Here’s a great interview with Michael Mauboussin in the latest Graham & Doddsville newsletter in which he discusses his insights on his value investing strategy and process. Also included in the interview are his thoughts on what separates great investors from average investors and how much of being a successful value investor is built into ones natural personality. Here is an excerpt from that interview:
Graham & Doddsville: Would you say in your opinion, an important difference between a good versus a great investor is that ability to manage the behavioral side?

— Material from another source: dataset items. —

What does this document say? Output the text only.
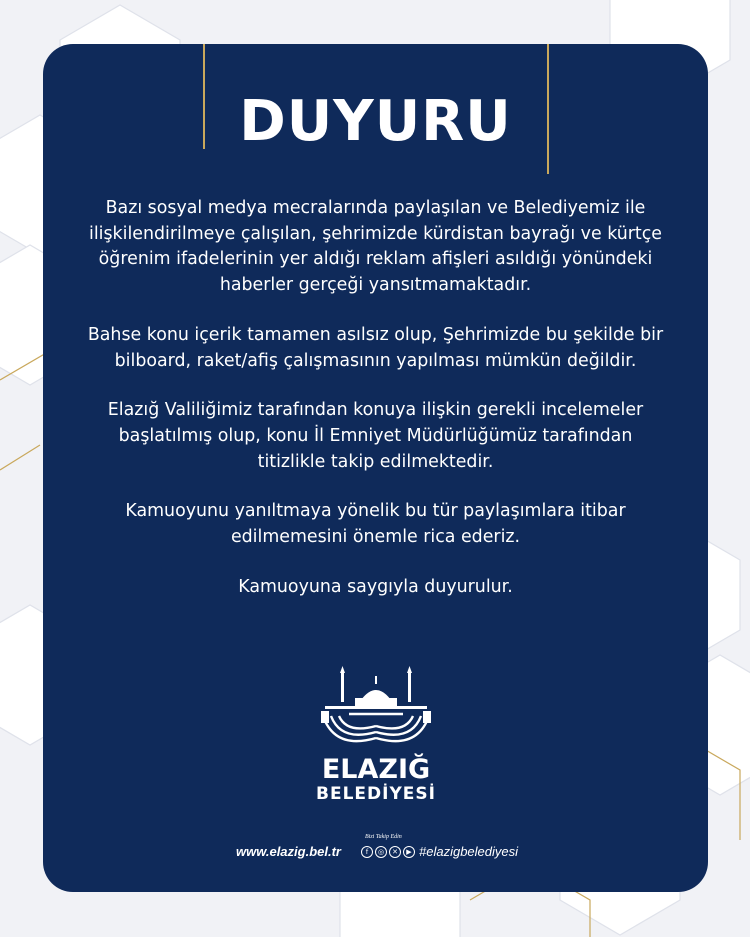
DUYURU

Bazı sosyal medya mecralarında paylaşılan ve Belediyemiz ile ilişkilendirilmeye çalışılan, şehrimizde kürdistan bayrağı ve kürtçe öğrenim ifadelerinin yer aldığı reklam afişleri asıldığı yönündeki haberler gerçeği yansıtmamaktadır.

Bahse konu içerik tamamen asılsız olup, Şehrimizde bu şekilde bir bilboard, raket/afiş çalışmasının yapılması mümkün değildir.

Elazığ Valiliğimiz tarafından konuya ilişkin gerekli incelemeler başlatılmış olup, konu İl Emniyet Müdürlüğümüz tarafından titizlikle takip edilmektedir.

Kamuoyunu yanıltmaya yönelik bu tür paylaşımlara itibar edilmemesini önemle rica ederiz.

Kamuoyuna saygıyla duyurulur.

ELAZIĞ
BELEDİYESİ
www.elazig.bel.tr
Bizi Takip Edin
f	◎	✕	▶ #elazigbelediyesi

Michael Mauboussin: That’s why I evolved that part of my course because knowing the mechanics of valuation, or knowing how to do the strategy analysis is almost the ante to the game. If you can’t do that, you’re not even in the game. Everyone has to be able to do that. If you distinguish the great investors from the average investors, it’s not because their cost of capital calculation is more accurate. It almost always has to do with the fact that they’re able to make good decisions and be correctly contrarian in adversity.
Seth Klarman’s got this line that I love: “value investing is, at its core, the marriage of a contrarian streak and a calculator.” The contrarian streak means if everyone thinks one thing, I’m going to at least examine the other side. But the consensus is often right. Being a contrarian for the sake of being a contrarian is a bad idea.

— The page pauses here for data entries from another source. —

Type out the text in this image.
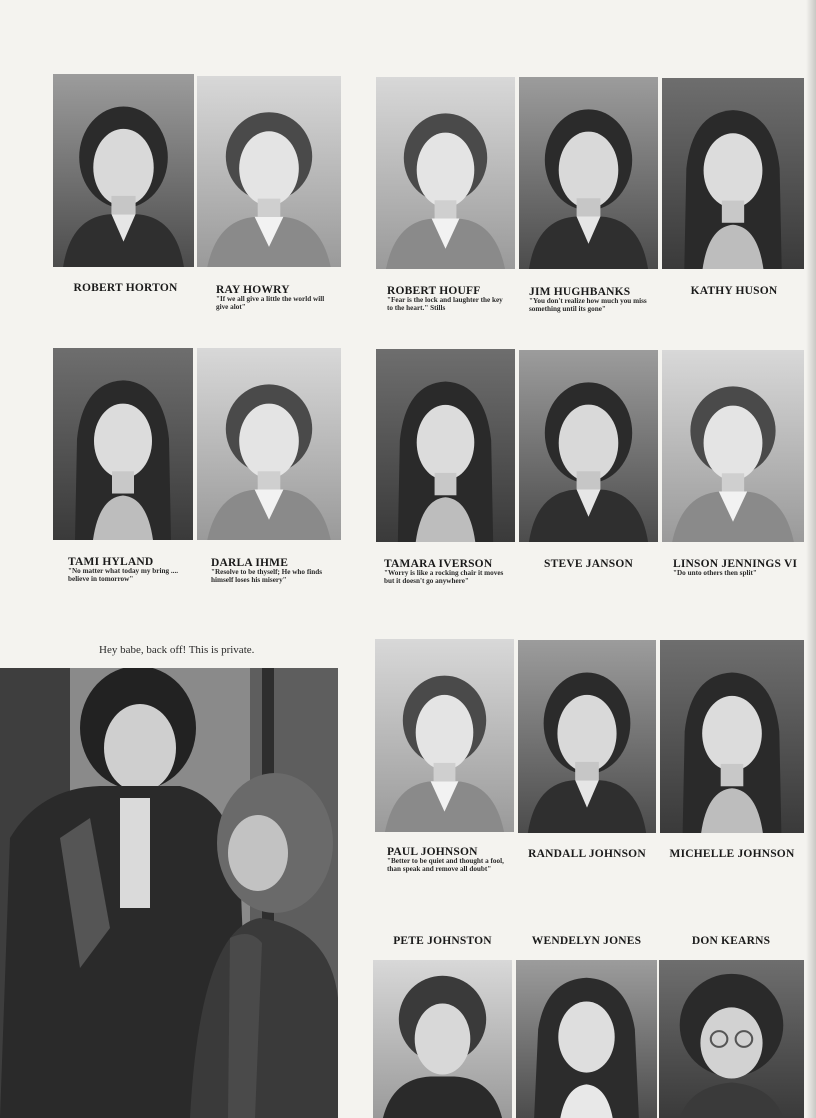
ROBERT HORTON	RAY HOWRY
"If we all give a little the world will give alot"
ROBERT HOUFF
"Fear is the lock and laughter the key to the heart." Stills
JIM HUGHBANKS
"You don't realize how much you miss something until its gone"
KATHY HUSON
TAMI HYLAND
"No matter what today my bring .... believe in tomorrow"
DARLA IHME
"Resolve to be thyself; He who finds himself loses his misery"
TAMARA IVERSON
"Worry is like a rocking chair it moves but it doesn't go anywhere"
STEVE JANSON	LINSON JENNINGS VI
"Do unto others then split"
Hey babe, back off! This is private.
PAUL JOHNSON
"Better to be quiet and thought a fool, than speak and remove all doubt"
RANDALL JOHNSON	MICHELLE JOHNSON
PETE JOHNSTON	WENDELYN JONES	DON KEARNS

The second part, the calculator, is really crucial. It’s really the combination of being willing to take the other side when expectations are mispriced.
There’s another interesting question, which is, how much of this is just your natural personality? How many value investors are born that way, and how many can be trained? I think a lot of this is based on people’s natural proclivities, and we can add on some tools to help people get better at it, but guys like Warren Buffett, Charlie Munger, and Gary Brinson seem to be that way naturally.

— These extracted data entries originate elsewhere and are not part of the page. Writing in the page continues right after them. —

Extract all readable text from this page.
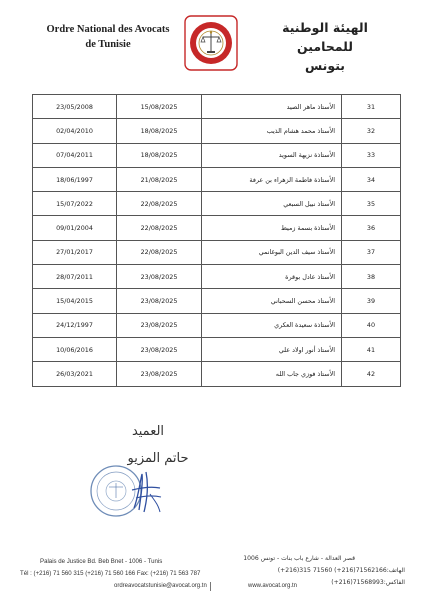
Ordre National des Avocats
de Tunisie
الهيئة الوطنية للمحامين
بتونس
23/05/2008	15/08/2025	الأستاذ ماهر الصيد	31
02/04/2010	18/08/2025	الأستاذ محمد هشام الذيب	32
07/04/2011	18/08/2025	الأستاذة نزيهة السويد	33
18/06/1997	21/08/2025	الأستاذة فاطمة الزهراء بن عرفة	34
15/07/2022	22/08/2025	الأستاذ نبيل السبعي	35
09/01/2004	22/08/2025	الأستاذة بسمة زميط	36
27/01/2017	22/08/2025	الأستاذ سيف الدين البوغانمي	37
28/07/2011	23/08/2025	الأستاذ عادل بوقرة	38
15/04/2015	23/08/2025	الأستاذ محسن السحباني	39
24/12/1997	23/08/2025	الأستاذة سعيدة العكري	40
10/06/2016	23/08/2025	الأستاذ أنور اولاد علي	41
26/03/2021	23/08/2025	الأستاذ فوزي جاب الله	42
العميد
حاتم المزيو
Palais de Justice Bd. Beb Bnet - 1006 - Tunis
Tél : (+216) 71 560 315 (+216) 71 560 166 Fax: (+216) 71 563 787
قصر العدالة - شارع باب بنات - تونس 1006
الهاتف:71562166(216+) 71560 315(216+) الفاكس:71568993(216+)
ordreavocatstunisie@avocat.org.tn	www.avocat.org.tn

Later in the interview he added:
There’s a famous quote from John Maynard Keynes, “worldly wisdom teaches that it is better for reputation to fail conventionally than to succeed unconventionally.”
If I’m short retail, and everybody else is short retail and it goes up, yeah, it’s too bad, but everybody else had the same view. We’re all together, right?
That’s where it becomes really difficult. A lot of the great investors I’ve been around, somehow they don’t care much about what other people think. It’s actually a phenomenally good trait as an investor and a phenomenally not good trait as a human being.